In the sudden and tragic death of Mr. D. Reid, Northern Primitive Methodism lost a strong man of charming personality, commanding influence and unflinching fidelity.
He was born in a pitman’s home in Scotswood in 1844; his father, a miner, was killed in the pit when his son was only three years of age; he knew many difficulties and privations in early life, and while still a lad he went down the pit to work in days when mining was not safe-guarded by the beneficent regulations that exist to-day; all this was a stern schooling that did not sour him but fitted him to become in after years a champion of the poor.
In early life he was converted under the ministry of the late Peter Mackenzie, and while still in his teens became a local preacher and official in the church. He rapidly gained the confidence of his fellow-workmen, was their agent for years, and represented them in many a Conference; for sixteen years he was an agent for the Northumberland and Durham Miners’ Permanent Relief Fund, one of the greatest achievements of social self-help in the world, and for four years was its general Secretary. He took a wise and fervent interest in public affairs, attended several Trades’ Union Congresses and was invited to stand for Parliament. He was once warmly congratulated by the late W.E. Gladstone, for his eloquence and statesmanship as a miners’ advocate.
But above all he was a local preacher: preaching was a passion with him, he was a student to the end, no gift more precious in his judgment than a good book; as a result he was cultured in the best sense, he preached and lectured constantly in the best circuits in the Sunderland and Newcastle District.
As a labour leader he was cautious and resolute. It was the philanthropic side of Trades Unionism that most appealed to him, and in a village that is to be built for aged miners, it has been decided to call one of the streets “Reid Street,” as a recognition of his devoted labours for his unfortunate brethren.
Though a self-made man, he was singularly modest, indeed his retiring disposition often hid from the superficial observer his real strength; he was sensitive and preferred the quiet places, but in any crisis he could be relied on as a stalwart for justice.

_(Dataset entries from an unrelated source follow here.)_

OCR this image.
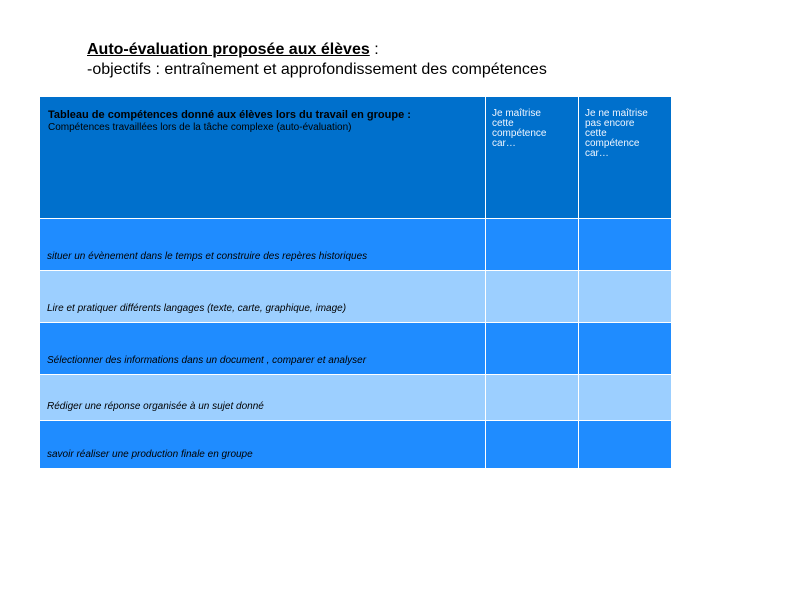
Auto-évaluation proposée aux élèves :
-objectifs : entraînement et approfondissement des compétences
Tableau de compétences donné aux élèves lors du travail en groupe :
Compétences travaillées lors de la tâche complexe (auto-évaluation)
Je maîtrise
cette
compétence
car…
Je ne maîtrise
pas encore
cette
compétence
car…
situer un évènement dans le temps et construire des repères historiques
Lire et pratiquer différents langages (texte, carte, graphique, image)
Sélectionner des informations dans un document , comparer et analyser
Rédiger une réponse organisée à un sujet donné
savoir réaliser une production finale en groupe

On Good Friday he went for a walk in the lovely Jesmond Dene, and in the afternoon passed away with a suddenness that was tragic yet beautiful for one who held constant communion with the Highest, and who ever listened for the voice divine.
The funeral service in the Central Church will long be remembered, the beautiful church was filled with mourners, Trades Unions, Philanthropic Societies, and the churches were represented, and members of the House of Commons, like Messrs. T. Burt, J. Wilson,C. Fenwick, and J. Johnson, all joined in doing honour to a workman of the best type.
A widow and four children are left to mourn in a deep loneliness, but they, have the inspiring memory of one who earned the love of his fellows by his devotion, kindliness, and his loyalty to purposes that are divine because they are born at the foot of the Cross.
Daniel was born to parents Daniel and Mary.
Census returns identify the following occupations for Daniel.
- 1851 parish relief scholar
- 1871 coal miner
- 1881 coal miner
- 1891 miner’s agent
- 1901 secretary to miner’s relief fund
At the time of his death, on 1 April 1904, his probate record identifies Daniel as secretary of a miner’s relief fund.
Daniel married Ann Willis (1844-88) on 17 November 1862 at Newcastle upon Tyne, Northumberland. Census returns identify five children.
- Mary Ann (abt1870-1935) – a waitress (1891); married George Jopling, a waterman wherry owner (1911), in 1892
- John William (b abt1872) – a grocer’s assistant (1891)
- James (b abt1874) – a managing grocer (1901&1911))
- Daniel (abt1876-1900) – a grocer’s apprentice (1891)
- Joseph (b1881)
Daniel married Ann Wall (b1856) in early 1889 in Castle Ward, Northumberland.
Primitive Methodist Magazine1905/323
Census Returns and Births, Marriages & Deaths Registers
Note: several early records spell the surname Reed.